Je suis votre fille Isabeau.

Mais elle sait qu’elle a perdu le rang suprême, la couronne de reine de France, par l’infâme machination du seigneur de Laval. Chargé par le roi Pépin d’aller en Hongrie chercher Berthe sa fiancée, ce seigneur l’a conduite dans une forêt, l’a frappée de sa masse d’armes et, la croyant morte, a fait prendre ses habits à sa fille Aliste et a présenté celle-ci au roi comme l’épouse qui lui était destinée. Berthe a rencontré dans les bois un bel écuyer, salue, survient  un page qui, dans le bel écuyer, salue le roi lui-même.
Berthe, indignée d’avoir été trompée, s’enfuit. Les paysans mettent le feu à la forêt. Le roi, la reine et tous ceux qui les accompagnent quittent ce lieu sinistre ; ainsi finit le premier acte.
Le second a lieu dans une salle du palais. Les dames et les pages s’amusent à se lancer des cercles d’or avec des baguettes, autrement dit à jouer aux grâces :

Volez, anneaux légers.
Volez dans l’air, volez vers elles ;
Soyez d’amour les messagers
Fidèles.

Aliste a des pressentiments. On a annoncé la prochaine arrivée d’un page envoyé vers les parents de Berthe. Enguerrand de Laval cherche à rassurer sa fille en lui disant qu’il a donné des ordres pour que le page soit frappé avant qu’il ait pu rempli sa mission.

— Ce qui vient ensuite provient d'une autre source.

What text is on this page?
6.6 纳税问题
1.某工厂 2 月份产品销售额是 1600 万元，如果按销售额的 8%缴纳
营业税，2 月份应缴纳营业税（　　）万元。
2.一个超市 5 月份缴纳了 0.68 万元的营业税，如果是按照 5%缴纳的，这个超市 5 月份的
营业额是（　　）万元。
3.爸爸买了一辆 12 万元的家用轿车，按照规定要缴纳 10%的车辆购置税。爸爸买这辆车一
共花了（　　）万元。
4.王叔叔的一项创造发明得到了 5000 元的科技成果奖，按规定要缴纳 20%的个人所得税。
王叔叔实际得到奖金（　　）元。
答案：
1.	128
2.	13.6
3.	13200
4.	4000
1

Le roi survient ; il annonce à la reine et à Enguerrand stupéfaits que, chevauchant à l’aventure, il a délivré le page attaqué par des malfaiteurs et déjà blessé par eux. La reine essaye d’éviter la vue de ce messager. Le roi, qui conçoit des soupçons et d’ailleurs n’aime pas Aliste, insiste pour qu’on introduise le page, qui n’est autre que Berthe elle-même. Ici commence pour les deux coupables une scène de torture morale fort bien conduite et qui réussirait dans une autre pièce que dans un opéra. Le page rend compte à la reine des sentiments de ses parents pour elle, de ce qu’on rapporte de ses vertus, de l’affection qu’elle inspirait à tous, et l’ironie est sanglante. Il finit par annoncer la venue dans trois jours du roi Flor et de la reine Blanche-Fleur. Cette scène se complique encore de l’étonnement que cause à Pépin le son connu de cette voix. Le bûcheron Simon, suivant les instructions de Berthe, vient offrir à la reine des tapisseries de la belle inconnue qu’elle avait témoigné le désir d’admirer. Pépin consent à les voir. Aliste et son père, affolés de terreur, veulent quitter le palais secrètement ; le roi se trouve sur leur passage et les oblige à assister à l’exhibition de ces tapisseries. Simon les déroule et en décrit le sujet. C’est l’histoire en figures de la jeune princesse Berthe. On y voit successivement son départ pour la France, son arrivée à la frontière, le crime d’Aliste et d’Enguerrand. Celui-ci se trouble : « Il ment, s’écrie-t-il, ne le croyez pas, sire. Qui donc m’a vu ? Qui donc répond de lui ? » - Moi ! la reine Berthe ! répond Isabeau, paraissant en costume royal. Pépin a retrouvé l’objet aimé. Enguerrand est livré à la justice du roi ; Aliste, expie son usurpation dans un couvent.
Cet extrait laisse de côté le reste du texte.